Итак, в мае 1995 года мы прилетели из Америки в Париж и поселились в недорогом отеле «Ла Мармот» («сурок» по-русски). Отель был вытянут вверх этажа на три и, действительно, напоминал сурка, стоящего на задних лапах. Наш «Ла Мармот», которого мы тут же окрестили в «Обормота», одним своим боком был обращен на улицу Монторгёй, которая была частью Чрева Парижа. Но и в наши дни улица Монторгёй вся уставлена палатками с самыми прекрасными на свете фруктами и овощами. Я нигде не видал ТАКОЙ клубники, или ТАКИХ персиков, или ПОДОБНЫХ помидоров. А рыба и всяческие креветки-устрицы! А нежнейшее мясо всех на свете пород домашних животных! А куры, гуси, утки, куропатки, перепела! А колбасы и сыры! Все это кричало, зазывало, обольщало! По краям же этого привозимого ежеутренне, а ежевечерне сворачиваемого торгового табора стояли кафе и кондитерские. А магазины, где продавали тут же во внутренних помещениях варившиеся сыры! А колбасные! И, наконец, венец всему — винные лавки с такими винами и коньяками, от одного названия которых — пьянеешь. Если не поленишься разобраться во французских корнях.
В конце улицы Монторгёй, приближающемся к улице Этьен Марсель, палатки становились победнее, кафе и винные лавки — обыденнее, мостовая — погрязнее. Нагулявшись по лучшему куску бывшего Чрева, напившись крепкого и ароматного кофе из маленьких фарфоровых чашечек и налакомившись пирожными, мы разбегались каждый по своим делам: Мила — по музеям и магазинам модной одежды и обуви, Максим — по букинистам и местам, связанным с жизнью Ивана Бунина и Владимира Набокова в Париже, я — в институт Пастера, где работал в двадцатые-тридцатые годы профессор Феликс д’Эрелль, открывший феномен бактериофагии. Мне предстояло пересказать мой мемуар сотрудникам института Пастера.
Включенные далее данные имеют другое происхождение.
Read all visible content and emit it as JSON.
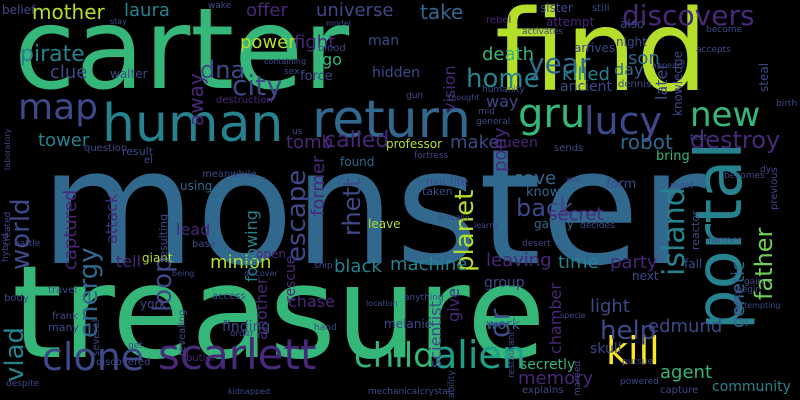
{
  "palette": [
    "#440154",
    "#482878",
    "#3e4989",
    "#31688e",
    "#26828e",
    "#1f9e89",
    "#35b779",
    "#6ece58",
    "#b5de2b",
    "#fde725"
  ],
  "words": [
    {
      "text": "monster",
      "color": "#31688e"
    },
    {
      "text": "treasure",
      "color": "#35b779"
    },
    {
      "text": "carter",
      "color": "#35b779"
    },
    {
      "text": "find",
      "color": "#b5de2b"
    },
    {
      "text": "return",
      "color": "#31688e"
    },
    {
      "text": "human",
      "color": "#26828e"
    },
    {
      "text": "portal",
      "color": "#26828e"
    },
    {
      "text": "gru",
      "color": "#35b779"
    },
    {
      "text": "lucy",
      "color": "#3e4989"
    },
    {
      "text": "clone",
      "color": "#3e4989"
    },
    {
      "text": "scarlett",
      "color": "#482878"
    },
    {
      "text": "alien",
      "color": "#1f9e89"
    },
    {
      "text": "child",
      "color": "#35b779"
    },
    {
      "text": "kill",
      "color": "#fde725"
    },
    {
      "text": "map",
      "color": "#3e4989"
    },
    {
      "text": "new",
      "color": "#35b779"
    },
    {
      "text": "discovers",
      "color": "#482878"
    },
    {
      "text": "world",
      "color": "#3e4989"
    },
    {
      "text": "city",
      "color": "#3e4989"
    },
    {
      "text": "dna",
      "color": "#3e4989"
    },
    {
      "text": "home",
      "color": "#26828e"
    },
    {
      "text": "year",
      "color": "#31688e"
    },
    {
      "text": "escape",
      "color": "#3e4989"
    },
    {
      "text": "island",
      "color": "#26828e"
    },
    {
      "text": "father",
      "color": "#6ece58"
    },
    {
      "text": "back",
      "color": "#3e4989"
    },
    {
      "text": "planet",
      "color": "#b5de2b"
    },
    {
      "text": "rhett",
      "color": "#3e4989"
    },
    {
      "text": "loop",
      "color": "#3e4989"
    },
    {
      "text": "energy",
      "color": "#31688e"
    },
    {
      "text": "vlad",
      "color": "#26828e"
    },
    {
      "text": "dr",
      "color": "#3e4989"
    },
    {
      "text": "help",
      "color": "#3e4989"
    },
    {
      "text": "destroy",
      "color": "#482878"
    },
    {
      "text": "tomb",
      "color": "#482878"
    },
    {
      "text": "called",
      "color": "#482878"
    },
    {
      "text": "memory",
      "color": "#482878"
    },
    {
      "text": "pirate",
      "color": "#26828e"
    },
    {
      "text": "mother",
      "color": "#b5de2b"
    },
    {
      "text": "laura",
      "color": "#26828e"
    },
    {
      "text": "offer",
      "color": "#482878"
    },
    {
      "text": "universe",
      "color": "#3e4989"
    },
    {
      "text": "take",
      "color": "#31688e"
    },
    {
      "text": "son",
      "color": "#31688e"
    },
    {
      "text": "clue",
      "color": "#3e4989"
    },
    {
      "text": "power",
      "color": "#b5de2b"
    },
    {
      "text": "fight",
      "color": "#482878"
    },
    {
      "text": "go",
      "color": "#35b779"
    },
    {
      "text": "away",
      "color": "#482878"
    },
    {
      "text": "death",
      "color": "#35b779"
    },
    {
      "text": "vision",
      "color": "#482878"
    },
    {
      "text": "ancient",
      "color": "#3e4989"
    },
    {
      "text": "killed",
      "color": "#26828e"
    },
    {
      "text": "day",
      "color": "#31688e"
    },
    {
      "text": "later",
      "color": "#3e4989"
    },
    {
      "text": "knowledge",
      "color": "#3e4989"
    },
    {
      "text": "genetic",
      "color": "#31688e"
    },
    {
      "text": "tower",
      "color": "#26828e"
    },
    {
      "text": "make",
      "color": "#3e4989"
    },
    {
      "text": "robot",
      "color": "#31688e"
    },
    {
      "text": "queen",
      "color": "#482878"
    },
    {
      "text": "pony",
      "color": "#482878"
    },
    {
      "text": "save",
      "color": "#31688e"
    },
    {
      "text": "secret",
      "color": "#482878"
    },
    {
      "text": "former",
      "color": "#482878"
    },
    {
      "text": "minion",
      "color": "#b5de2b"
    },
    {
      "text": "black",
      "color": "#26828e"
    },
    {
      "text": "machine",
      "color": "#26828e"
    },
    {
      "text": "leaving",
      "color": "#482878"
    },
    {
      "text": "time",
      "color": "#26828e"
    },
    {
      "text": "party",
      "color": "#482878"
    },
    {
      "text": "captured",
      "color": "#482878"
    },
    {
      "text": "attack",
      "color": "#482878"
    },
    {
      "text": "tell",
      "color": "#482878"
    },
    {
      "text": "lead",
      "color": "#482878"
    },
    {
      "text": "following",
      "color": "#26828e"
    },
    {
      "text": "another",
      "color": "#482878"
    },
    {
      "text": "rescue",
      "color": "#482878"
    },
    {
      "text": "edmund",
      "color": "#3e4989"
    },
    {
      "text": "agent",
      "color": "#35b779"
    },
    {
      "text": "chamber",
      "color": "#482878"
    },
    {
      "text": "light",
      "color": "#3e4989"
    },
    {
      "text": "scientist",
      "color": "#3e4989"
    },
    {
      "text": "give",
      "color": "#482878"
    },
    {
      "text": "work",
      "color": "#31688e"
    },
    {
      "text": "skull",
      "color": "#3e4989"
    },
    {
      "text": "community",
      "color": "#26828e"
    },
    {
      "text": "secretly",
      "color": "#35b779"
    },
    {
      "text": "chase",
      "color": "#482878"
    },
    {
      "text": "finding",
      "color": "#3e4989"
    },
    {
      "text": "hidden",
      "color": "#3e4989"
    },
    {
      "text": "man",
      "color": "#3e4989"
    },
    {
      "text": "force",
      "color": "#3e4989"
    },
    {
      "text": "way",
      "color": "#3e4989"
    },
    {
      "text": "group",
      "color": "#3e4989"
    },
    {
      "text": "know",
      "color": "#31688e"
    },
    {
      "text": "form",
      "color": "#3e4989"
    },
    {
      "text": "professor",
      "color": "#b5de2b"
    },
    {
      "text": "found",
      "color": "#31688e"
    },
    {
      "text": "bring",
      "color": "#35b779"
    },
    {
      "text": "giant",
      "color": "#b5de2b"
    },
    {
      "text": "leave",
      "color": "#b5de2b"
    },
    {
      "text": "using",
      "color": "#31688e"
    },
    {
      "text": "galaxy",
      "color": "#31688e"
    },
    {
      "text": "next",
      "color": "#3e4989"
    },
    {
      "text": "fall",
      "color": "#3e4989"
    },
    {
      "text": "arrives",
      "color": "#3e4989"
    },
    {
      "text": "night",
      "color": "#3e4989"
    },
    {
      "text": "sister",
      "color": "#3e4989"
    },
    {
      "text": "attempt",
      "color": "#482878"
    },
    {
      "text": "also",
      "color": "#3e4989"
    },
    {
      "text": "walter",
      "color": "#3e4989"
    },
    {
      "text": "belief",
      "color": "#3e4989"
    },
    {
      "text": "rebel",
      "color": "#482878"
    },
    {
      "text": "still",
      "color": "#3e4989"
    },
    {
      "text": "wake",
      "color": "#3e4989"
    },
    {
      "text": "dennis",
      "color": "#3e4989"
    },
    {
      "text": "meanwhile",
      "color": "#3e4989"
    },
    {
      "text": "result",
      "color": "#3e4989"
    },
    {
      "text": "question",
      "color": "#3e4989"
    },
    {
      "text": "el",
      "color": "#3e4989"
    },
    {
      "text": "sends",
      "color": "#3e4989"
    },
    {
      "text": "ruin",
      "color": "#3e4989"
    },
    {
      "text": "life",
      "color": "#3e4989"
    },
    {
      "text": "taken",
      "color": "#3e4989"
    },
    {
      "text": "york",
      "color": "#3e4989"
    },
    {
      "text": "frank",
      "color": "#3e4989"
    },
    {
      "text": "many",
      "color": "#3e4989"
    },
    {
      "text": "base",
      "color": "#3e4989"
    },
    {
      "text": "revealing",
      "color": "#3e4989"
    },
    {
      "text": "resulting",
      "color": "#3e4989"
    },
    {
      "text": "hand",
      "color": "#3e4989"
    },
    {
      "text": "melanie",
      "color": "#3e4989"
    },
    {
      "text": "open",
      "color": "#482878"
    },
    {
      "text": "access",
      "color": "#3e4989"
    },
    {
      "text": "travel",
      "color": "#3e4989"
    },
    {
      "text": "body",
      "color": "#3e4989"
    },
    {
      "text": "butler",
      "color": "#482878"
    },
    {
      "text": "discovered",
      "color": "#3e4989"
    },
    {
      "text": "kidnapped",
      "color": "#3e4989"
    },
    {
      "text": "mechanical",
      "color": "#3e4989"
    },
    {
      "text": "crystal",
      "color": "#3e4989"
    },
    {
      "text": "explains",
      "color": "#3e4989"
    },
    {
      "text": "restaurant",
      "color": "#3e4989"
    },
    {
      "text": "married",
      "color": "#3e4989"
    },
    {
      "text": "capture",
      "color": "#3e4989"
    },
    {
      "text": "several",
      "color": "#3e4989"
    },
    {
      "text": "desert",
      "color": "#3e4989"
    },
    {
      "text": "reactor",
      "color": "#3e4989"
    },
    {
      "text": "farmer",
      "color": "#3e4989"
    },
    {
      "text": "becomes",
      "color": "#3e4989"
    },
    {
      "text": "previous",
      "color": "#3e4989"
    },
    {
      "text": "steal",
      "color": "#3e4989"
    },
    {
      "text": "become",
      "color": "#3e4989"
    },
    {
      "text": "accepts",
      "color": "#3e4989"
    },
    {
      "text": "activates",
      "color": "#3e4989"
    },
    {
      "text": "humanity",
      "color": "#3e4989"
    },
    {
      "text": "general",
      "color": "#3e4989"
    },
    {
      "text": "mid",
      "color": "#3e4989"
    },
    {
      "text": "us",
      "color": "#3e4989"
    },
    {
      "text": "gun",
      "color": "#3e4989"
    },
    {
      "text": "thought",
      "color": "#3e4989"
    },
    {
      "text": "sex",
      "color": "#3e4989"
    },
    {
      "text": "blood",
      "color": "#3e4989"
    },
    {
      "text": "destruction",
      "color": "#482878"
    },
    {
      "text": "containing",
      "color": "#3e4989"
    },
    {
      "text": "model",
      "color": "#3e4989"
    },
    {
      "text": "hybrid",
      "color": "#3e4989"
    },
    {
      "text": "battle",
      "color": "#3e4989"
    },
    {
      "text": "created",
      "color": "#3e4989"
    },
    {
      "text": "fortress",
      "color": "#3e4989"
    },
    {
      "text": "ship",
      "color": "#3e4989"
    },
    {
      "text": "powered",
      "color": "#3e4989"
    },
    {
      "text": "pursue",
      "color": "#3e4989"
    },
    {
      "text": "test",
      "color": "#3e4989"
    },
    {
      "text": "meet",
      "color": "#3e4989"
    },
    {
      "text": "decides",
      "color": "#3e4989"
    },
    {
      "text": "gain",
      "color": "#3e4989"
    },
    {
      "text": "begin",
      "color": "#3e4989"
    },
    {
      "text": "birth",
      "color": "#3e4989"
    },
    {
      "text": "dy",
      "color": "#3e4989"
    },
    {
      "text": "specie",
      "color": "#3e4989"
    },
    {
      "text": "order",
      "color": "#3e4989"
    },
    {
      "text": "despite",
      "color": "#3e4989"
    },
    {
      "text": "get",
      "color": "#3e4989"
    },
    {
      "text": "being",
      "color": "#3e4989"
    },
    {
      "text": "discover",
      "color": "#3e4989"
    },
    {
      "text": "anything",
      "color": "#3e4989"
    },
    {
      "text": "location",
      "color": "#3e4989"
    },
    {
      "text": "actually",
      "color": "#3e4989"
    },
    {
      "text": "learns",
      "color": "#3e4989"
    },
    {
      "text": "war",
      "color": "#3e4989"
    },
    {
      "text": "appears",
      "color": "#3e4989"
    },
    {
      "text": "laboratory",
      "color": "#3e4989"
    },
    {
      "text": "stay",
      "color": "#3e4989"
    },
    {
      "text": "ability",
      "color": "#3e4989"
    },
    {
      "text": "facility",
      "color": "#3e4989"
    },
    {
      "text": "attempting",
      "color": "#3e4989"
    }
  ]
}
Париж хорош для сентиментальных ассоциаций. В конце пятидесятых — начале шестидесятых в нашей компании молодых питерских литераторов (Илья Авербах, Василий Аксенов, Дмитрий Бобышев, Сергей Вольф, Анатолий Найман, Эйба Норкуте, Евгений Рейн, Давид Шраер) был необыкновенный интерес к прозе Эрнеста Хемингуэя. Особенно оттого, что его характер, судьба и книги (казалось нам) соединялись в понятие настоящей литературы индивидуального стиля, какого-то волшебства, когда абсолютно достоверная деталь становится метафорой состояния.